Standard solution 1: 70 μg/mL of USP Amifostine Thiol RS in water

Standard solution 2: 15 μg/mL of sodium thiophosphate and 13 μg/mL of N,N-dimethylformamide in water. [Note-The retention times of sodium thiophosphate and N,N-dimethylformamide are about 2 min and about 3.6 min, respectively.]

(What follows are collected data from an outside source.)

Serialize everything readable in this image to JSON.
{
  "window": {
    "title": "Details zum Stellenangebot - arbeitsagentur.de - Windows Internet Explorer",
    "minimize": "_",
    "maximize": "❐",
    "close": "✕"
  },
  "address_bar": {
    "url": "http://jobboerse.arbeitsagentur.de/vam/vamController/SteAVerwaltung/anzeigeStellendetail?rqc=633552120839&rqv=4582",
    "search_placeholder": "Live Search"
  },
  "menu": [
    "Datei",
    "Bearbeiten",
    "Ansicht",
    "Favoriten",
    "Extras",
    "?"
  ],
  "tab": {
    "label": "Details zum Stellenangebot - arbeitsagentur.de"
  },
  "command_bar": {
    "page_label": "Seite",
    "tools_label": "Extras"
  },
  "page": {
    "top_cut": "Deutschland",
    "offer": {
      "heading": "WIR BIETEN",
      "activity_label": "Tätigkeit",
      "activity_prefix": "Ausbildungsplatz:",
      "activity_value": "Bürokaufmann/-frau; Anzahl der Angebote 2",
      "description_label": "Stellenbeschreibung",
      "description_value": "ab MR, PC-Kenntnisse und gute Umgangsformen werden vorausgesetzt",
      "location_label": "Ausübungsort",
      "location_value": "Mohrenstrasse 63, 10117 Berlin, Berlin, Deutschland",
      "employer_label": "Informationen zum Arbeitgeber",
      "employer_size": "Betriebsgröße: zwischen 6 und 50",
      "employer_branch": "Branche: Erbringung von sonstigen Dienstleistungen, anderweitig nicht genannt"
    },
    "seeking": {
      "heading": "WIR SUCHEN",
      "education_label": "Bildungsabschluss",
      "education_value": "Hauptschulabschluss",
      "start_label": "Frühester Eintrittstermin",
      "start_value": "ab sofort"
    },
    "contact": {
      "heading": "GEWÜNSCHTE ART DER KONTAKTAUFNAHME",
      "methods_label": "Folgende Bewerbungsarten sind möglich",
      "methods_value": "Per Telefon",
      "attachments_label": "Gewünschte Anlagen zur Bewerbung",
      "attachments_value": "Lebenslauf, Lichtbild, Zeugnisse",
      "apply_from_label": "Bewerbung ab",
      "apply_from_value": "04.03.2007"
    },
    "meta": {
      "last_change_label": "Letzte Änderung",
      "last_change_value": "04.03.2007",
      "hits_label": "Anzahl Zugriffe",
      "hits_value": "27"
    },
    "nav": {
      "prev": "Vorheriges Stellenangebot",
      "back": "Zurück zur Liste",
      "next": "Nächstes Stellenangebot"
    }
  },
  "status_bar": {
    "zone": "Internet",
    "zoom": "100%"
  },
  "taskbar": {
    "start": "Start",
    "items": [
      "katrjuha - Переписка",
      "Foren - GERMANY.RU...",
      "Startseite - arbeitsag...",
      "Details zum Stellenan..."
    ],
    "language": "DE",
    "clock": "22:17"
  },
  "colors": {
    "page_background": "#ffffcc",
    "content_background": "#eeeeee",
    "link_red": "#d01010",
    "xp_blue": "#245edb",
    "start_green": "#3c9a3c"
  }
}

Sample solution: 2.4 mg/mL of amifostine from Amifostine for Injection in water. [Note—Inject immediately after preparation.]

5.1.1 System suitability

Samples: Standard solution 1 and Standard solution 2

5.1.2 Suitability requirements

Relative standard deviation: NMT 10.0%, Standard solution 1; NMT 4.0%, Standard solution 2

5.1.3 Analysis

Samples: Standard solution 1, Standard solution 2, and Sample solution

Calculate the percentage of amifostine thiol in the portion of sample taken:

Result = (r_u/r_s) × (C_s/C_u) × (M_r1/M_r2) × 100

r_u = peak response of amifostine thiol from the Sample solution

r_s = peak response of amifostine thiol from Standard solution 1

C_s = concentration of USP Amifostine Thiol RS in Standard solution 1 (mg/mL)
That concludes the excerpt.